Video from Big Think, with Ralph Rivera, Director, BBC Digital
We humans tend to be tribal, establishing allegiances within small groups of people with whom we share beliefs, or common knowledge, or just the same part of the office. To achieve anything significant, though, a business needs to overcome this tendency, inspiring its people to work together across departments and disciplines.
When he first started as BBC director of digital, Ralph Rivera observed that this kind of interdepartmental distrust was deeply embedded in company culture. Yet in order to effect a digital transformation, he needed Editorial to work with Engineering, User Experience with Marketing. He needed teams to interact more fluidly toward common goals.
When establishing new responsibility protocols, be cognizant of inter-departmental power dynamics.
Form teams to tackle specific product areas (not to compete)
Develop clear guidelines for determining which discipline within a team will take lead. Match action items to subject matter expertise.

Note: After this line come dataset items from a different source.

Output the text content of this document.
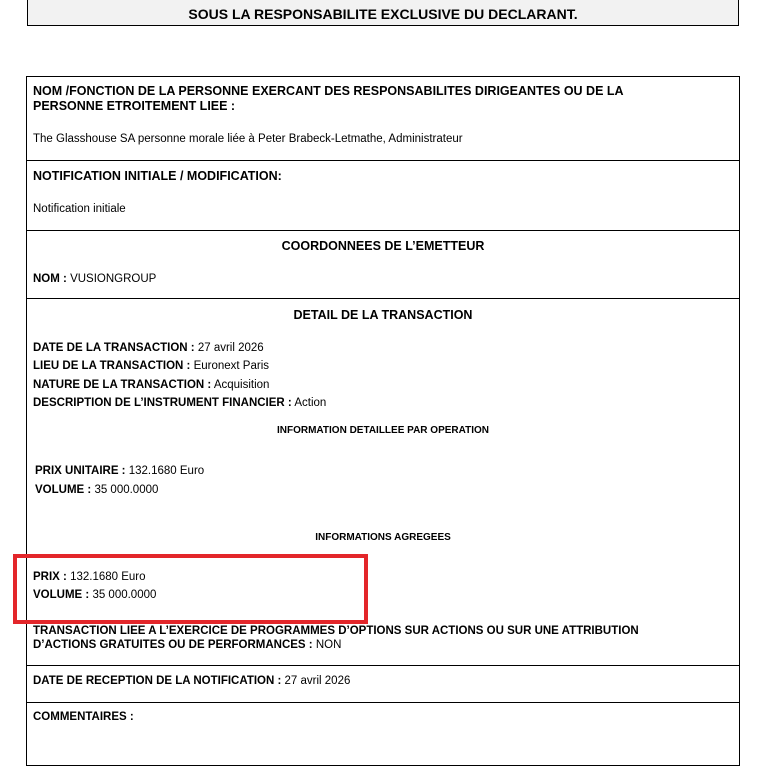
SOUS LA RESPONSABILITE EXCLUSIVE DU DECLARANT.
NOM /FONCTION DE LA PERSONNE EXERCANT DES RESPONSABILITES DIRIGEANTES OU DE LA
PERSONNE ETROITEMENT LIEE :
The Glasshouse SA personne morale liée à Peter Brabeck-Letmathe, Administrateur
NOTIFICATION INITIALE / MODIFICATION:
Notification initiale
COORDONNEES DE L’EMETTEUR
NOM : VUSIONGROUP
DETAIL DE LA TRANSACTION
DATE DE LA TRANSACTION : 27 avril 2026
LIEU DE LA TRANSACTION : Euronext Paris
NATURE DE LA TRANSACTION : Acquisition
DESCRIPTION DE L’INSTRUMENT FINANCIER : Action
INFORMATION DETAILLEE PAR OPERATION
PRIX UNITAIRE : 132.1680 Euro
VOLUME : 35 000.0000
INFORMATIONS AGREGEES
PRIX : 132.1680 Euro
VOLUME : 35 000.0000
TRANSACTION LIEE A L’EXERCICE DE PROGRAMMES D’OPTIONS SUR ACTIONS OU SUR UNE ATTRIBUTION
D’ACTIONS GRATUITES OU DE PERFORMANCES : NON
DATE DE RECEPTION DE LA NOTIFICATION : 27 avril 2026
COMMENTAIRES :
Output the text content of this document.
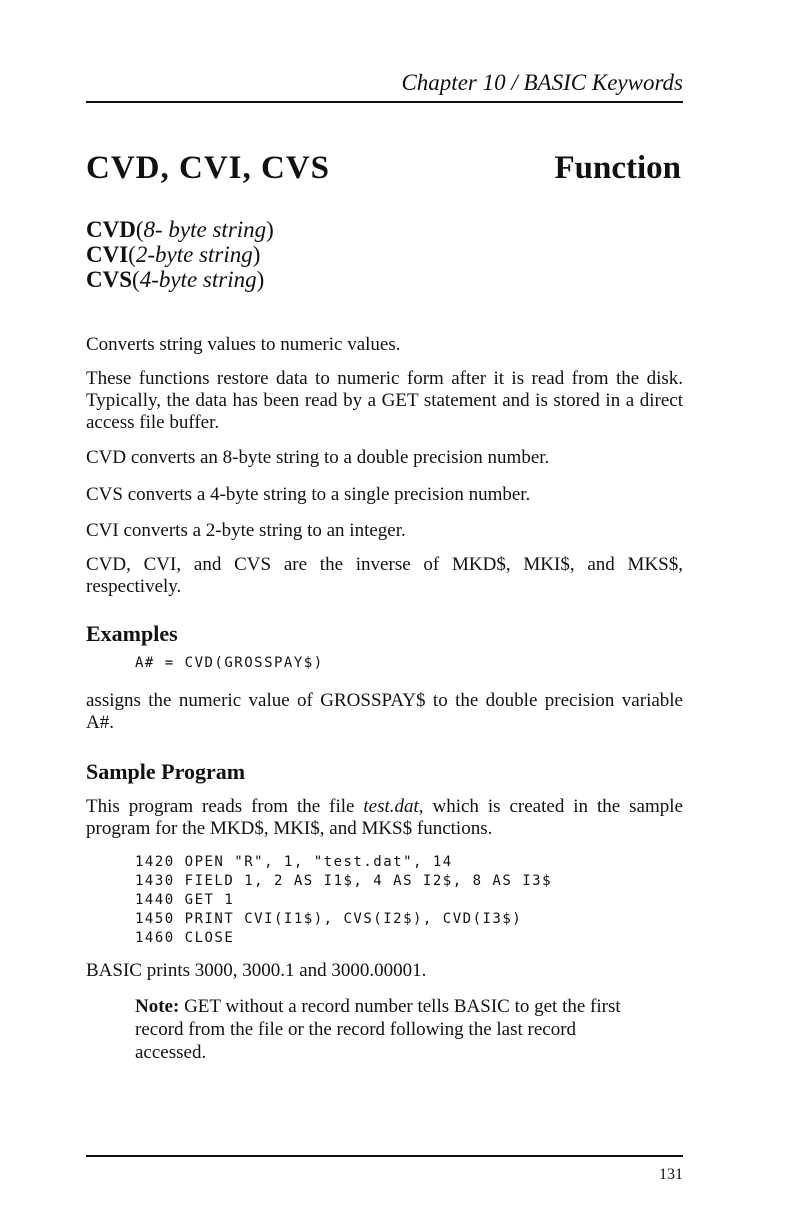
Chapter 10 / BASIC Keywords
CVD, CVI, CVS	Function
CVD(8- byte string)
CVI(2-byte string)
CVS(4-byte string)
Converts string values to numeric values.
These functions restore data to numeric form after it is read from the disk. Typically, the data has been read by a GET statement and is stored in a direct access file buffer.
CVD converts an 8-byte string to a double precision number.
CVS converts a 4-byte string to a single precision number.
CVI converts a 2-byte string to an integer.
CVD, CVI, and CVS are the inverse of MKD$, MKI$, and MKS$, respectively.
Examples
A# = CVD(GROSSPAY$)
assigns the numeric value of GROSSPAY$ to the double precision variable A#.
Sample Program
This program reads from the file test.dat, which is created in the sample program for the MKD$, MKI$, and MKS$ functions.
1420 OPEN "R", 1, "test.dat", 14
1430 FIELD 1, 2 AS I1$, 4 AS I2$, 8 AS I3$
1440 GET 1
1450 PRINT CVI(I1$), CVS(I2$), CVD(I3$)
1460 CLOSE
BASIC prints 3000, 3000.1 and 3000.00001.
Note: GET without a record number tells BASIC to get the first record from the file or the record following the last record accessed.
131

Promote a peer-to-peer culture. Traditional hierarchies can lead to power clashes.
Establish buy-in
Create a framework where individuals can contribute to your vision. Communicate that each person’s contribution is necessary but insufficient.
Be clear about everyone’s role as it relates to the higher order objective.
Distinguish the higher-order objective from departmental or personal goals. Placing priority on lesser goals will yield suboptimal performance.
Stress the effectiveness of the new model when you have your first success.